St. Joseph Public Works Superintendent Mike Peters said the school district has not communicated when the team is practicing or when the season starts and if they knew that they would water the field.
The intergovernmental agreement states the school district must provide a written general schedule of games and practice times 30 days prior to their playing seasons. Once the village reviews the schedule, the program will then have exclusive use of the field for all the times listed on the schedule.
Page said the parents want a professional hired to maintain the field because he said the village workers “have no idea what you are doing.”
“The school is not without blame,” Page said. “They have dropped the ball and should be over here saying, ‘Hey, fix the field.’”

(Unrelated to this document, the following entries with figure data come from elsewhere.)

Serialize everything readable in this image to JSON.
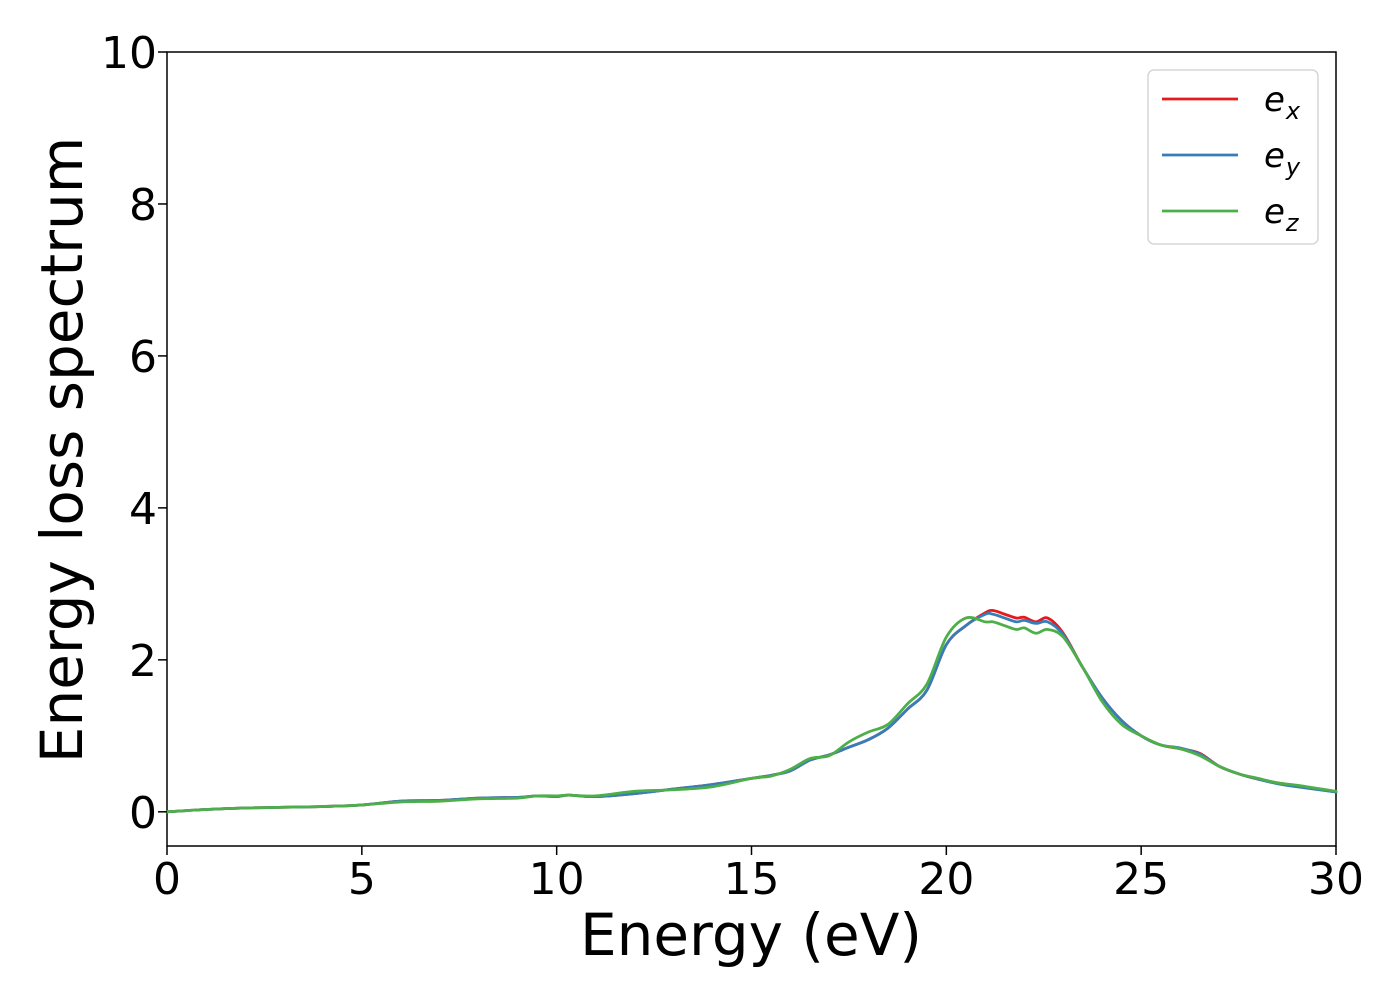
{
  "chart_data": {
    "type": "line",
    "xlabel": "Energy (eV)",
    "ylabel": "Energy loss spectrum",
    "xlim": [
      0,
      30
    ],
    "ylim": [
      -0.45,
      10
    ],
    "xticks": [
      0,
      5,
      10,
      15,
      20,
      25,
      30
    ],
    "yticks": [
      0,
      2,
      4,
      6,
      8,
      10
    ],
    "grid": false,
    "legend_position": "top-right",
    "x": [
      0,
      1,
      2,
      3,
      4,
      5,
      6,
      7,
      8,
      9,
      9.5,
      10,
      10.3,
      11,
      12,
      13,
      14,
      15,
      15.5,
      16,
      16.5,
      17,
      17.5,
      18,
      18.5,
      19,
      19.5,
      20,
      20.5,
      21,
      21.2,
      21.5,
      21.8,
      22,
      22.3,
      22.6,
      23,
      23.5,
      24,
      24.5,
      25,
      25.5,
      26,
      26.5,
      27,
      27.5,
      28,
      28.5,
      29,
      30
    ],
    "series": [
      {
        "name": "e",
        "subscript": "x",
        "color": "#e41a1c",
        "values": [
          0.0,
          0.03,
          0.05,
          0.06,
          0.07,
          0.09,
          0.14,
          0.15,
          0.18,
          0.19,
          0.21,
          0.2,
          0.22,
          0.2,
          0.24,
          0.3,
          0.36,
          0.44,
          0.48,
          0.54,
          0.68,
          0.75,
          0.85,
          0.95,
          1.1,
          1.35,
          1.6,
          2.2,
          2.45,
          2.62,
          2.65,
          2.6,
          2.55,
          2.56,
          2.5,
          2.55,
          2.35,
          1.9,
          1.5,
          1.2,
          1.0,
          0.88,
          0.83,
          0.77,
          0.6,
          0.5,
          0.43,
          0.38,
          0.34,
          0.26
        ]
      },
      {
        "name": "e",
        "subscript": "y",
        "color": "#377eb8",
        "values": [
          0.0,
          0.03,
          0.05,
          0.06,
          0.07,
          0.09,
          0.14,
          0.15,
          0.18,
          0.19,
          0.21,
          0.2,
          0.22,
          0.2,
          0.24,
          0.3,
          0.36,
          0.44,
          0.48,
          0.54,
          0.68,
          0.75,
          0.85,
          0.95,
          1.1,
          1.35,
          1.6,
          2.2,
          2.45,
          2.6,
          2.6,
          2.55,
          2.5,
          2.52,
          2.48,
          2.5,
          2.33,
          1.9,
          1.5,
          1.2,
          1.0,
          0.88,
          0.84,
          0.76,
          0.6,
          0.5,
          0.43,
          0.37,
          0.33,
          0.26
        ]
      },
      {
        "name": "e",
        "subscript": "z",
        "color": "#4daf4a",
        "values": [
          0.0,
          0.03,
          0.05,
          0.06,
          0.07,
          0.09,
          0.13,
          0.14,
          0.17,
          0.18,
          0.21,
          0.21,
          0.22,
          0.21,
          0.27,
          0.29,
          0.33,
          0.44,
          0.47,
          0.56,
          0.7,
          0.74,
          0.92,
          1.05,
          1.15,
          1.42,
          1.68,
          2.3,
          2.55,
          2.5,
          2.5,
          2.45,
          2.4,
          2.42,
          2.35,
          2.4,
          2.3,
          1.9,
          1.45,
          1.15,
          1.0,
          0.88,
          0.83,
          0.74,
          0.6,
          0.5,
          0.44,
          0.38,
          0.35,
          0.27
        ]
      }
    ]
  }
}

The intergovernmental agreement calls for the village to provide “manpower and some resources to construct and maintain sports facilities and parks.”
The high school provides the personnel to staff, organize, plan and administer the program. The district also agrees to help offset the cost of the facility maintenance, repairs, electricity and any other costs associated with facility use. The agreement also said the village will maintain, “as available resources allow all turf areas on the field to include mowing, weed control, fertilizing, herbicide spraying and irrigation where available.”
The agreement goes on to state that the village and the high school know the field needs a comprehensive maintenance program and the village provides certain services that are within their budget and staffing. The high school agreed to supplement maintenance with either materials, funding, or other resources.
Franzen said he, the village and coaches keep a good eye on the field both during the season and in the offseason.“We all work together to continuously improve conditions each year,” Franzen said. “I know this is obvious, but we need a lot of rain right now, and I hope we get it soon so that conditions improve for soccer this fall. We are excited to start soccer season.”
The soccer fall kick-off is set for 5:30 p.m. on Friday, Aug. 19 at the St. Joseph Community Park.
Brooks said the high school is happy with the current agreement with the village.
“We appreciate that the village has been open to allowing our soccer program a place to practice and play since the year we started soccer back in 2009,” he said. “We are very thankful for their support of our soccer program.”